These attorneys now advocate tasting plates

February 25, 2009|Lisa Zwirn, Globe Correspondent

EASTFORD, Conn. - Little in the way of dining or lodging exists in this quiet northeastern corner of the state. "The virtue of our setting is also its curse," says Robert Brooks, who with his wife, Kara, owns Still River Cafe and the surrounding wooded acres that abut the Yale Forest and winding Still River.

Just over an hour's drive from Boston (the last six miles are meandering roads, which roll up and down past farms and forest), Still River has comfy, upholstered chairs and a mostly white, calming, and uncluttered dining room. If the sun hasn't set, you'll have a lovely view of the vegetable gardens out the large picture windows. Restored chestnut roof beams and rafters are what remain of this renovated 150-year-old barn. But it's the food that is the ultimate reward for your travel. Dinner is the culmination of the couple's combined efforts - she is the chef and he the gardener - so she gets to cook what he grows.

There are other chef and gardener partners (one is Cambridge's Oleana chef Ana Sortun and her farmer husband, Chris Kurth), but few had other careers as trial lawyers. Robert, 55, practiced law in Hartford for 25 years; Kara, 39, for seven. When the couple, who live in an 18th-century home on the property, opened Still River two years ago, says Kara, "We were really marrying our two passions of cooking and gardening." Their plans took root during a vacation in St.
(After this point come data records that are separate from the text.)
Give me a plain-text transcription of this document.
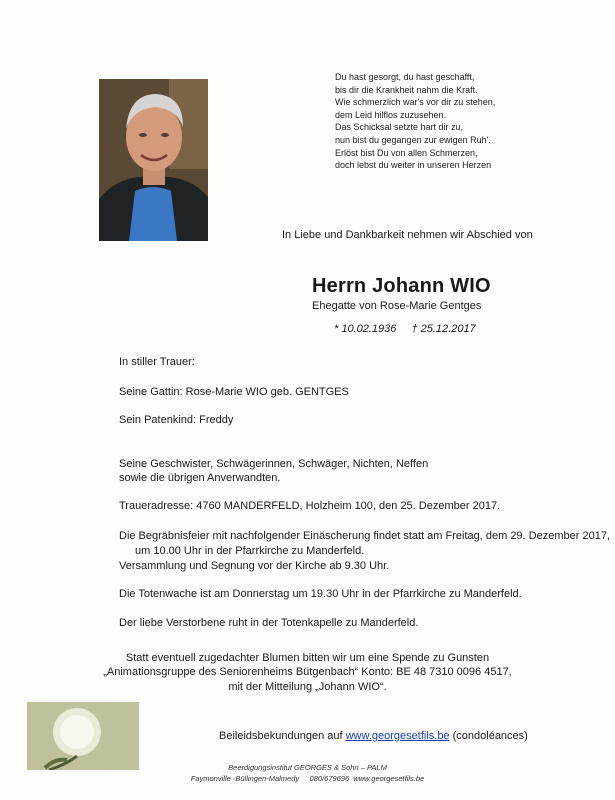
Du hast gesorgt, du hast geschafft,
bis dir die Krankheit nahm die Kraft.
Wie schmerzlich war's vor dir zu stehen,
dem Leid hilflos zuzusehen.
Das Schicksal setzte hart dir zu,
nun bist du gegangen zur ewigen Ruh'.
Erlöst bist Du von allen Schmerzen,
doch lebst du weiter in unseren Herzen
In Liebe und Dankbarkeit nehmen wir Abschied von
Herrn Johann WIO
Ehegatte von Rose-Marie Gentges
* 10.02.1936 † 25.12.2017
In stiller Trauer:
Seine Gattin: Rose-Marie WIO geb. GENTGES
Sein Patenkind: Freddy
Seine Geschwister, Schwägerinnen, Schwäger, Nichten, Neffen
sowie die übrigen Anverwandten.
Traueradresse: 4760 MANDERFELD, Holzheim 100, den 25. Dezember 2017.
Die Begräbnisfeier mit nachfolgender Einäscherung findet statt am Freitag, dem 29. Dezember 2017,
um 10.00 Uhr in der Pfarrkirche zu Manderfeld.
Versammlung und Segnung vor der Kirche ab 9.30 Uhr.
Die Totenwache ist am Donnerstag um 19.30 Uhr in der Pfarrkirche zu Manderfeld.
Der liebe Verstorbene ruht in der Totenkapelle zu Manderfeld.
Statt eventuell zugedachter Blumen bitten wir um eine Spende zu Gunsten
„Animationsgruppe des Seniorenheims Bütgenbach“ Konto: BE 48 7310 0096 4517,
mit der Mitteilung „Johann WIO“.
Beileidsbekundungen auf www.georgesetfils.be (condoléances)
Beerdigungsinstitut GEORGES & Sohn – PALM
Faymonville -Büllingen-Malmedy     080/679696  www.georgesetfils.be
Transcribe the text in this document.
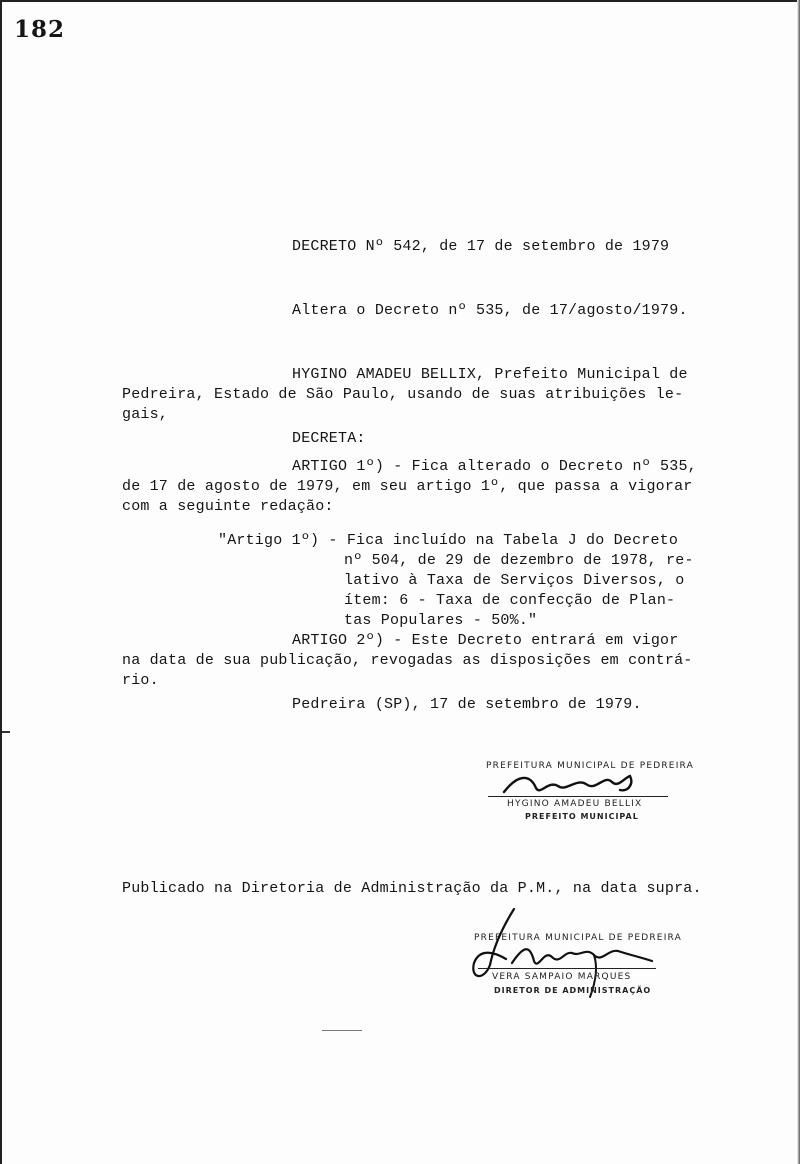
182
DECRETO Nº 542, de 17 de setembro de 1979
Altera o Decreto nº 535, de 17/agosto/1979.
HYGINO AMADEU BELLIX, Prefeito Municipal de
Pedreira, Estado de São Paulo, usando de suas atribuições le-
gais,
DECRETA:
ARTIGO 1º) - Fica alterado o Decreto nº 535,
de 17 de agosto de 1979, em seu artigo 1º, que passa a vigorar
com a seguinte redação:
"Artigo 1º) - Fica incluído na Tabela J do Decreto
nº 504, de 29 de dezembro de 1978, re-
lativo à Taxa de Serviços Diversos, o
ítem: 6 - Taxa de confecção de Plan-
tas Populares - 50%."
ARTIGO 2º) - Este Decreto entrará em vigor
na data de sua publicação, revogadas as disposições em contrá-
rio.
Pedreira (SP), 17 de setembro de 1979.
PREFEITURA MUNICIPAL DE PEDREIRA
HYGINO AMADEU BELLIX
PREFEITO MUNICIPAL
Publicado na Diretoria de Administração da P.M., na data supra.
PREFEITURA MUNICIPAL DE PEDREIRA
VERA SAMPAIO MARQUES
DIRETOR DE ADMINISTRAÇÃO
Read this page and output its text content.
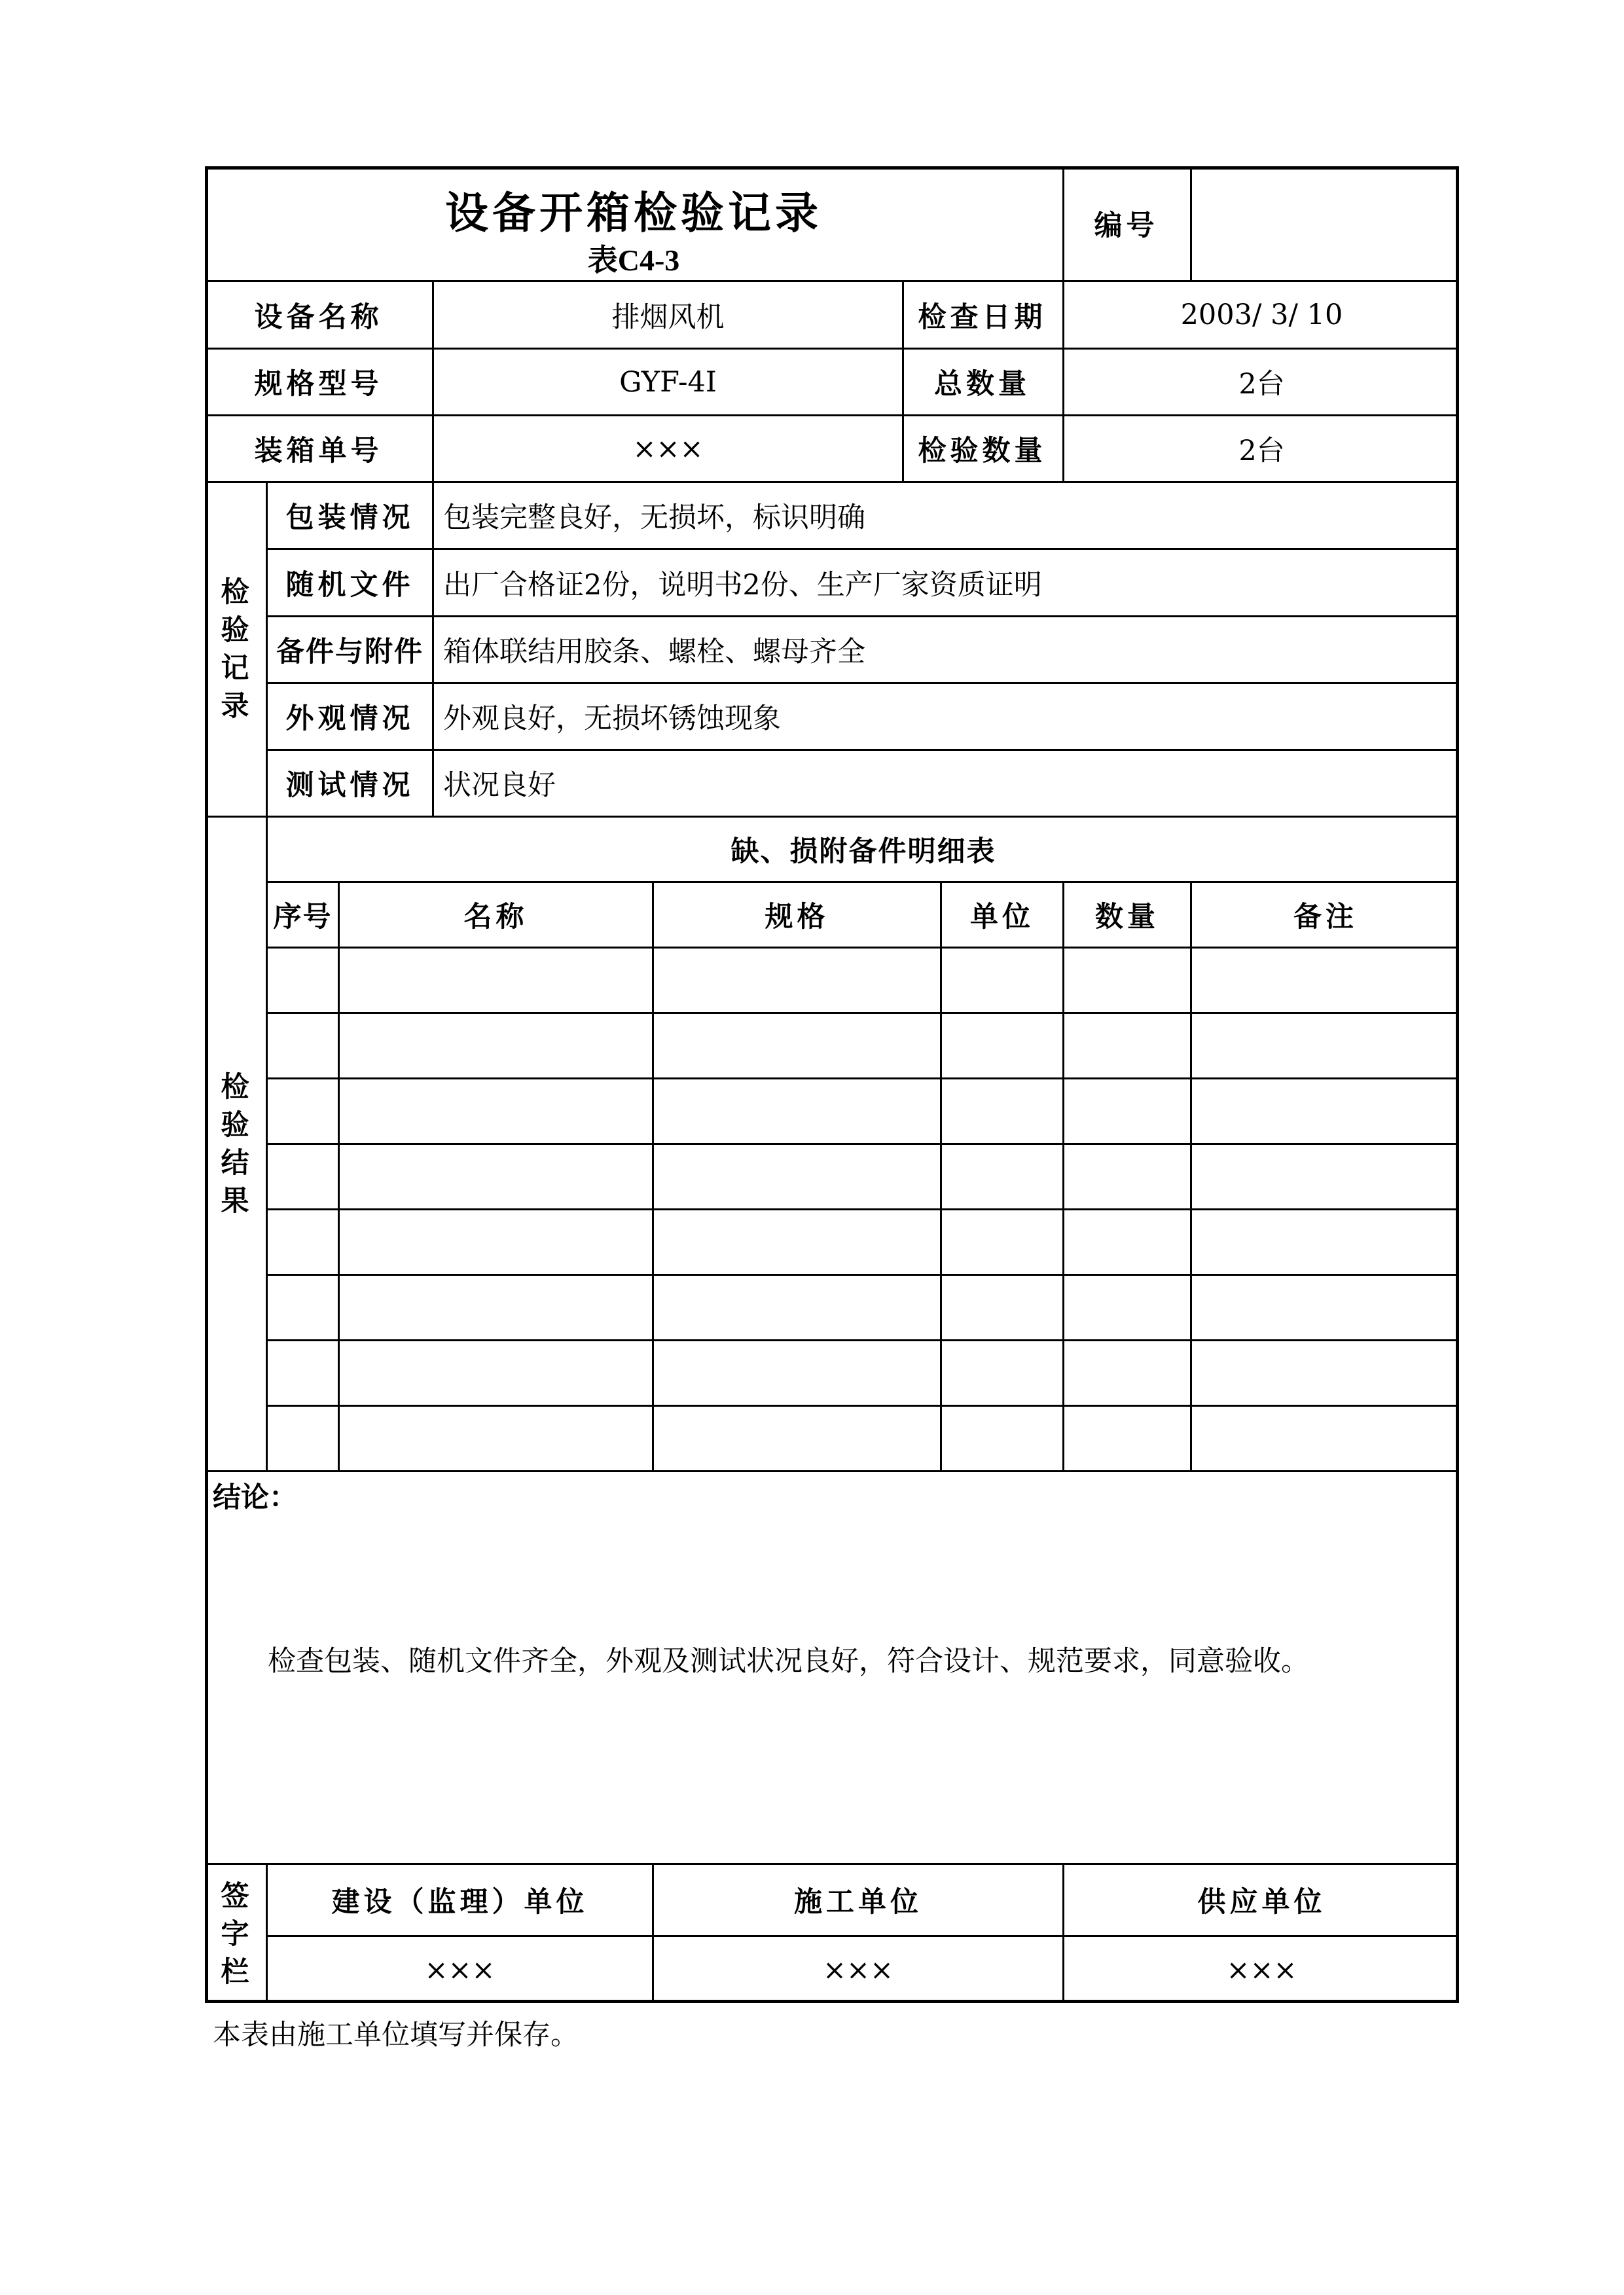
设备开箱检验记录
表C4-3
编号
设备名称	排烟风机	检查日期	2003/ 3/ 10
规格型号	GYF-4I	总数量	2台
装箱单号	×××	检验数量	2台
检
验
记
录
包装情况	包装完整良好，无损坏，标识明确
随机文件	出厂合格证2份，说明书2份、生产厂家资质证明
备件与附件 箱体联结用胶条、螺栓、螺母齐全
外观情况	外观良好，无损坏锈蚀现象
测试情况	状况良好
检
验
结
果
缺、损附备件明细表
序号	名称	规格	单位	数量	备注
结论：
检查包装、随机文件齐全，外观及测试状况良好，符合设计、规范要求，同意验收。
签
字
栏
建设（监理）单位	施工单位	供应单位
×××	×××	×××
本表由施工单位填写并保存。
Barths, when the couple decided to research the island's foods and turned their findings into a book, "Paradise Found: The People, Restaurants and Recipes of St. Barthelemy." What they learned about the inner workings of restaurants was invaluable, they say.

Kara spent the next two years learning how to cook professionally (which included a half-dozen stints in Dan Barber's kitchen at the highly regarded Blue Hill at Stone Barns), while Robert, mostly with the help of two sons, Robert Jr., 28, and Peter, 22, rebuilt the dilapidated barn. He also expanded the existing gardens, producing everything organically, and trucked his vegetables three times a week to local farmers' markets. "I had to prove I could grow on a commercial scale," he says. Today, Robert grows most of the restaurant's produce.

As if these challenges weren't enough, tiny Eastford was one of two remaining dry towns in the state. After the largest voter turnout in the town's history, says Robert, Still River finally got its wine and beer license in December 2005.